Niki Steenkamp at SunSpace who worked on the problem said that the power to each component on the satellite can be switched on or off through a set of four dual redundant power distribution units (PDUs). Each PDU contains eight switches which are controlled by a small microcontroller.
"Each switch has an electronic trip functionality to protect the switch (and the satellite) in the event of a load failure. The trip can be triggered by a number of sources, including over-current and feedback from the load. The feedback from the load allows the load to monitor itself in more detail and to initiate a trip when an anomaly arises. Each PDU has two separate and identical sets of switches and controller to be dual redundant. Each switch can be switched on in a number of modes (like auto reset after trip, watchdog timeout, trip override etc.).
"Normally we would just switch over to using the backup controller, but due to the PDU design and the specific failure mode of the primary controller, it caused the power switch on the backup controller to trip the moment it is switched on. We have determined that this trip was not a "legitimate" trip and was caused by the state of the primary controller. In other words, there was nothing wrong with the OBC. We could instruct the backup controller to switch on in "override" mode which would ignore all trips, and this worked, but it was not safe since in override mode the switch looses some functionality required for the OBC to operate reliably (the normal mode used for the OBC is called AutoWatchdog mode and includes auto reset after a trip and a watchdog mechanism to power cycle the OBC should it become unresponsive). What we needed was an AutoWatchdog mode, but with a hardware trip override active.
"There were two options: either do a full firmware update of the backup PDU controller from the ground station or hack the back-up PDU. The first option is tricky and to some extent a risky operation.

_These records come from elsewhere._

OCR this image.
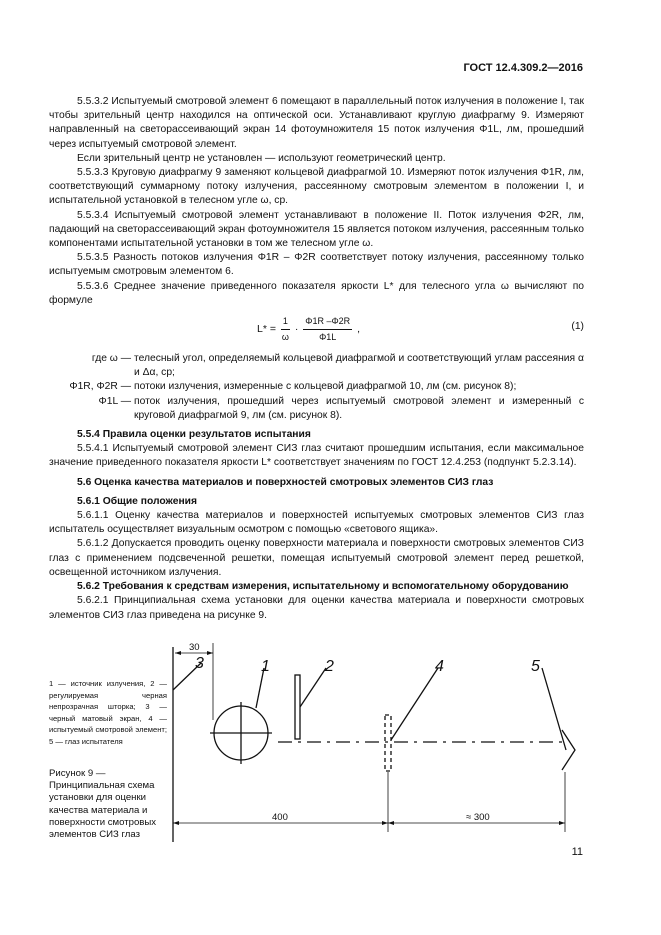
ГОСТ 12.4.309.2—2016

5.5.3.2 Испытуемый смотровой элемент 6 помещают в параллельный поток излучения в положение I, так чтобы зрительный центр находился на оптической оси. Устанавливают круглую диафрагму 9. Измеряют направленный на светорассеивающий экран 14 фотоумножителя 15 поток излучения Φ1L, лм, прошедший через испытуемый смотровой элемент.

Если зрительный центр не установлен — используют геометрический центр.

5.5.3.3 Круговую диафрагму 9 заменяют кольцевой диафрагмой 10. Измеряют поток излучения Φ1R, лм, соответствующий суммарному потоку излучения, рассеянному смотровым элементом в положении I, и испытательной установкой в телесном угле ω, ср.

5.5.3.4 Испытуемый смотровой элемент устанавливают в положение II. Поток излучения Φ2R, лм, падающий на светорассеивающий экран фотоумножителя 15 является потоком излучения, рассеянным только компонентами испытательной установки в том же телесном угле ω.

5.5.3.5 Разность потоков излучения Φ1R – Φ2R соответствует потоку излучения, рассеянному только испытуемым смотровым элементом 6.

5.5.3.6 Среднее значение приведенного показателя яркости L* для телесного угла ω вычисляют по формуле

$L* = \frac{1}{\omega} \cdot \frac{\Phi 1R -\Phi 2R}{\Phi 1L}$ ,	(1)
где ω — телесный угол, определяемый кольцевой диафрагмой и соответствующий углам рассеяния α и Δα, ср;
Φ1R, Φ2R — потоки излучения, измеренные с кольцевой диафрагмой 10, лм (см. рисунок 8);
Φ1L — поток излучения, прошедший через испытуемый смотровой элемент и измеренный с круговой диафрагмой 9, лм (см. рисунок 8).

5.5.4 Правила оценки результатов испытания

5.5.4.1 Испытуемый смотровой элемент СИЗ глаз считают прошедшим испытания, если максимальное значение приведенного показателя яркости L* соответствует значениям по ГОСТ 12.4.253 (подпункт 5.2.3.14).

5.6 Оценка качества материалов и поверхностей смотровых элементов СИЗ глаз

5.6.1 Общие положения

5.6.1.1 Оценку качества материалов и поверхностей испытуемых смотровых элементов СИЗ глаз испытатель осуществляет визуальным осмотром с помощью «светового ящика».

5.6.1.2 Допускается проводить оценку поверхности материала и поверхности смотровых элементов СИЗ глаз с применением подсвеченной решетки, помещая испытуемый смотровой элемент перед решеткой, освещенной источником излучения.

5.6.2 Требования к средствам измерения, испытательному и вспомогательному оборудованию

5.6.2.1 Принципиальная схема установки для оценки качества материала и поверхности смотровых элементов СИЗ глаз приведена на рисунке 9.

1 — источник излучения, 2 — регулируемая черная непрозрачная шторка; 3 — черный матовый экран, 4 — испытуемый смотровой элемент; 5 — глаз испытателя
Рисунок 9 — Принципиальная схема установки для оценки качества материала и поверхности смотровых элементов СИЗ глаз
30
400	≈ 300
3	1	2	4	5
11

"The second option was to see of we could "hack" the backup PDU to behave like we wanted it to. After some investigation it was found that a hack may be possible. When switching on a channel in auto watchdog mode, the controller first sets the hardware override for a short duration to prevent the in-rush current from tripping the switch and then removes the override. Looking at the disassembled machine code, I found a sub-routine call instruction which cleared the override. All I needed to do was to overwrite the call with no-operation (NOP) instructions to prevent the override from being removed."
A low-level debugging command was used to selectively program the three bytes to 0x00 (the operation code of a NOP) in the program flash memory. This operation modified the code, and resulted in the cyclic redundancy check (CRC) that is done at boot-up, failing and the code not booting.
"I determined what values to write to an unused memory location within the code so that the CRC again matches the original. This was tested on the ground first and verified to be working. It was then done during an overpass and since then we could switch on the OBC in the required auto watchdog mode, with the hardware override permanently active. Work is continuing to try and recover the primary controller of the particular PDU, but for the time being, we can continue with the normal satellite operations.